Je remercie Valentine et Caroline pour leur confiance ainsi que les éditions Stock pour l’envoi en avant-première des deux premiers ouvrages de la collection Arpège.

« Comme l’eau de la rivière, les secrets enfouis se faufilent même dans les creux les plus infimes. Ils vous habitent et habitent vos enfants. Ils dégorgent, reviennent sous une autre forme. »

Billie, artiste peintre de 37 ans, est en pleine préparation de sa prochaine exposition quand le drame lui est annoncé par un coup de téléphone : sa mère Louise s’est noyée dans la rivière. La rivière… cette fameuse rivière, douloureux souvenir pour Billie qui ressurgit des années après alors qu’elle a tant veillé à l’oublier.

Billie stoppe tout et retourne à V. son village d’enfance, renouer avec tous ces démons, ces mystères et non-dits qu’elle avait jusqu’à présent réussis à dissimuler…

Souvenirs et flash-back se partagent avec l’histoire de sa mère Louise et « du monstre » mais également celle de sa grand-mère qu’elle n’a pas connue. Le retour en enfance se transforme en découverte de l’histoire familiale. Et elle n’est pas au bout de ses surprises…

 « Je voulais que le temps de ton absence s’évanouisse, que cette période de solitude soit engloutie par la béatitude de nos retrouvailles. »

D’une âme tourmentée (l’émouvante et dramatique amitié avec Lila), Billie se transforme petit à petit… Ces lourds secrets de famille (qui est Henri ? Qui est Jacques ? qui est le monstre ?) lui font voir les choses différemment, mais surtout lui font comprendre les silences, les comportements et les constructions face à l’absence. Ces trois histoires d’apparences distinctes se ressemblent, se répétent quelque part et ne font plus qu’une.

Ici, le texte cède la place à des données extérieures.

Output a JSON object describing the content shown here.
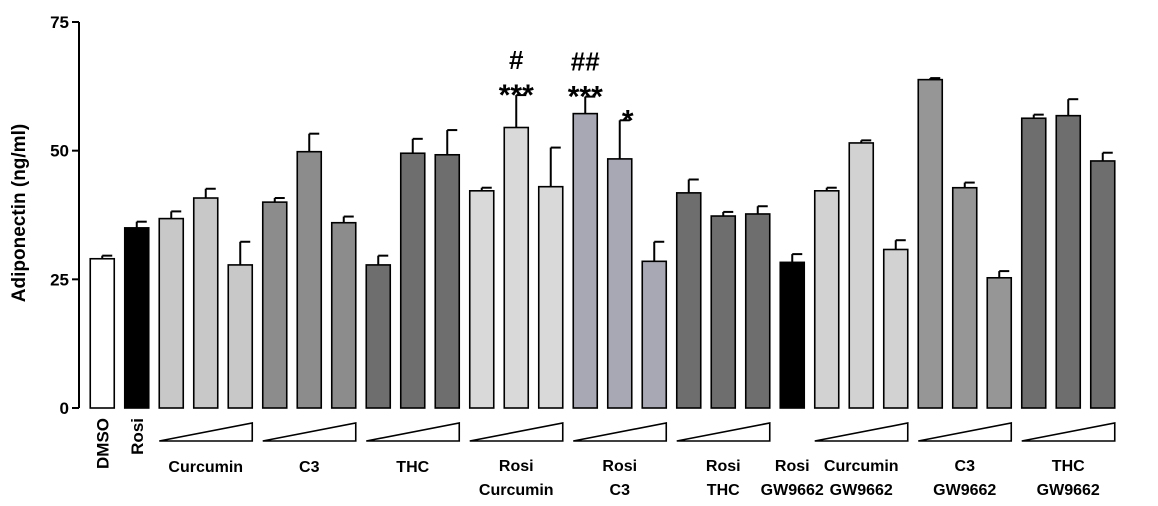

Tout se mêle, s’entremêle et finit quasiment par se confondre.

« C’était les vibrations de l’air chaud, la terre prise dans les sandales, succion des pieds nus sur les semelles mouillées, corps fatigués arpentant les côtes raides, mains arrachant les mûres et les fraises des bois le long des chemins, bergeronnettes des ruisseaux traversant les saisons, frelons vrombissants au-dessus des fronts fiévreux avant que les orages ne balayent les heures chaudes. »

Si le fond est riche, la forme n’est pas en reste. C’est extrêmement bien construit et écrit. Jamais l’intérêt ne faiblit bien au contraire on a de plus en plus de mal à lâcher l’ouvrage tant c’est captivant. Les parties sont équilibrées, les chapitres sont de tailles diverses mais on les avale rapidement. On tourne frénétiquement les pages… sans pour autant survoler. En effet, l’écriture est si belle, aérienne et lyrique. Les phrases sont soigneusement construites, les descriptions sont très évocatrices.  L’alternance épistolaire de la grand-mère à son amour de soldat, ce fameux carnet qui révélera tant de choses sur l’épopée familiale ainsi que les souvenirs de Lila (ses premiers amours, son amitié fraternelle avec Lila et ses parents, …) rend le récit extrêmement attractif et fluide.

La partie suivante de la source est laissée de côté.